According to a study by researchers at Brunel University in London, professional goalkeepers can successfully read where their opponent is going to shoot the ball, and guess correctly 57% of the time. But even when they picked the right direction, these keepers only saved 22% of the shots, because the shots are coming in too fast and there is too much space for the goalkeeper to cover. Based on the distance of the penalty spot (12 yards) and the average speed of a pro’s kick (~70 miles per hour), the ball gets to the goal in less than half a second. That means that goalkeepers have about 700 milliseconds to make a decision and heave their body to that spot. No wonder they say the shooter has the advantage.
So how do goalkeepers EVER make a penalty save? How do you prepare yourself for a 700 millisecond decision?
Chris Sharpe, the Goalkeeper Coach of the Colorado Rapids and Rapids Youth Academy Director of Goalkeeping, explained that training a goalkeeper for penalty kicks is twofold. “At a younger age, you’re trying to tell them to look at certain things—the run up, are they left or right footed, are they opening their hips up, are they looking to one side?” Professionals, like Rapids ‘keeper Tim Howard, don’t spend training sessions working on penalty kicks. Instead, Sharpe says, “I use a lot of video. I’ll look back at a team’s last dozen PKs from two years or so and look for telltale signs. Then I give the guys 4-5 pages of notes and they’ll study it for the week.”
Stephanie Labbé, a goalkeeper on the NWSL team Washington Spirit and the 2016 Rio Olympics bronze-winning Canadian national team, also looks for cues to make what she calls an “educated guess.

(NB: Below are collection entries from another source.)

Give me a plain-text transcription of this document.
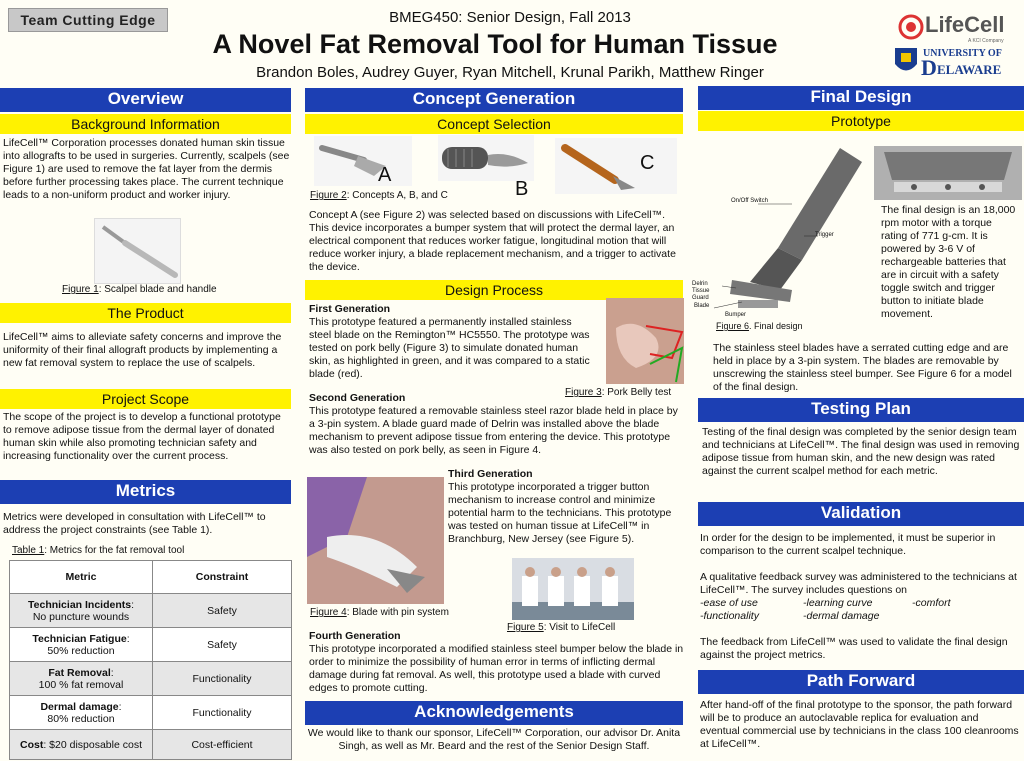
Team Cutting Edge	BMEG450: Senior Design, Fall 2013
A Novel Fat Removal Tool for Human Tissue
Brandon Boles, Audrey Guyer, Ryan Mitchell, Krunal Parikh, Matthew Ringer
LifeCell
A KCI Company
UNIVERSITY OF
D ELAWARE
Overview
Background Information
LifeCell™ Corporation processes donated human skin tissue into allografts to be used in surgeries. Currently, scalpels (see Figure 1) are used to remove the fat layer from the dermis before further processing takes place. The current technique leads to a non-uniform product and worker injury.
Figure 1: Scalpel blade and handle
The Product
LifeCell™ aims to alleviate safety concerns and improve the uniformity of their final allograft products by implementing a new fat removal system to replace the use of scalpels.
Project Scope
The scope of the project is to develop a functional prototype to remove adipose tissue from the dermal layer of donated human skin while also promoting technician safety and increasing functionality over the current process.
Metrics
Metrics were developed in consultation with LifeCell™ to address the project constraints (see Table 1).
Table 1: Metrics for the fat removal tool
Metric	Constraint
Technician Incidents:
No puncture wounds	Safety
Technician Fatigue:
50% reduction	Safety
Fat Removal:
100 % fat removal	Functionality
Dermal damage:
80% reduction	Functionality
Cost: $20 disposable cost	Cost-efficient
Concept Generation
Concept Selection
A
B
C
Figure 2: Concepts A, B, and C
Concept A (see Figure 2) was selected based on discussions with LifeCell™. This device incorporates a bumper system that will protect the dermal layer, an electrical component that reduces worker fatigue, longitudinal motion that will reduce worker injury, a blade replacement mechanism, and a trigger to activate the device.
Design Process
First Generation
This prototype featured a permanently installed stainless steel blade on the Remington™ HC5550. The prototype was tested on pork belly (Figure 3) to simulate donated human skin, as highlighted in green, and it was compared to a static blade (red).
Figure 3: Pork Belly test
Second Generation
This prototype featured a removable stainless steel razor blade held in place by a 3-pin system. A blade guard made of Delrin was installed above the blade mechanism to prevent adipose tissue from entering the device. This prototype was also tested on pork belly, as seen in Figure 4.
Third Generation
This prototype incorporated a trigger button mechanism to increase control and minimize potential harm to the technicians. This prototype was tested on human tissue at LifeCell™ in Branchburg, New Jersey (see Figure 5).
Figure 4: Blade with pin system
Figure 5: Visit to LifeCell
Fourth Generation
This prototype incorporated a modified stainless steel bumper below the blade in order to minimize the possibility of human error in terms of inflicting dermal damage during fat removal. As well, this prototype used a blade with curved edges to promote cutting.
Acknowledgements
We would like to thank our sponsor, LifeCell™ Corporation, our advisor Dr. Anita Singh, as well as Mr. Beard and the rest of the Senior Design Staff.
Final Design
Prototype
On/Off Switch
Trigger
Delrin Tissue Guard
Blade
Bumper
Figure 6. Final design
The final design is an 18,000 rpm motor with a torque rating of 771 g-cm. It is powered by 3-6 V of rechargeable batteries that are in circuit with a safety toggle switch and trigger button to initiate blade movement.
The stainless steel blades have a serrated cutting edge and are held in place by a 3-pin system. The blades are removable by unscrewing the stainless steel bumper. See Figure 6 for a model of the final design.
Testing Plan
Testing of the final design was completed by the senior design team and technicians at LifeCell™. The final design was used in removing adipose tissue from human skin, and the new design was rated against the current scalpel method for each metric.
Validation
In order for the design to be implemented, it must be superior in comparison to the current scalpel technique.
A qualitative feedback survey was administered to the technicians at LifeCell™. The survey includes questions on
-ease of use	-learning curve	-comfort
-functionality	-dermal damage
The feedback from LifeCell™ was used to validate the final design against the project metrics.
Path Forward
After hand-off of the final prototype to the sponsor, the path forward will be to produce an autoclavable replica for evaluation and eventual commercial use by technicians in the class 100 cleanrooms at LifeCell™.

When I’m in goal, I try to read the type of player – is she cheeky? Is she not as confident and will just try to hammer it in with power? The biggest thing is to see what foot they are kicking with based on where they line up, then things like their hips, their eyes, timing, intensity.”
While Sharpe says that the Rapids use the same strategy whether it’s a regular game penalty or a penalty shootout, Labbé trusts her abilities to make a reaction save in a five shot series. “For a shootout, I have full confidence in my skills and athleticism, and if I stand and react, I can make at least one save out of five.”
“But everyone has a different approach,” she explains. “Some goalkeepers go late and some go extremely early. It comes with experience.”
Because penalty kicks so strongly favor the person shooting the ball, that even when the game seems to be on the line, the team doesn’t put pressure on the keeper. “There’s never any pressure on the goalkeeper,” Sharpe says. “You just hope they compose themselves, gather themselves, look at the approach, and know what to do.”
Labbé agrees. “There’s no pressure, but there’s an excitement. It’s more ‘this could be my moment. I could change this game.’ ” And she’s right. There’s that immeasurable momentum shift that can happen when a goalkeeper makes an amazing save, especially when that save is a “sure-thing” shot like a PK.
While the shooter may always have the advantage, a confident and skilled keeper will always have at least a chance of standing in the spotlight and coming up big.
And that’s what every goalkeeper lives for.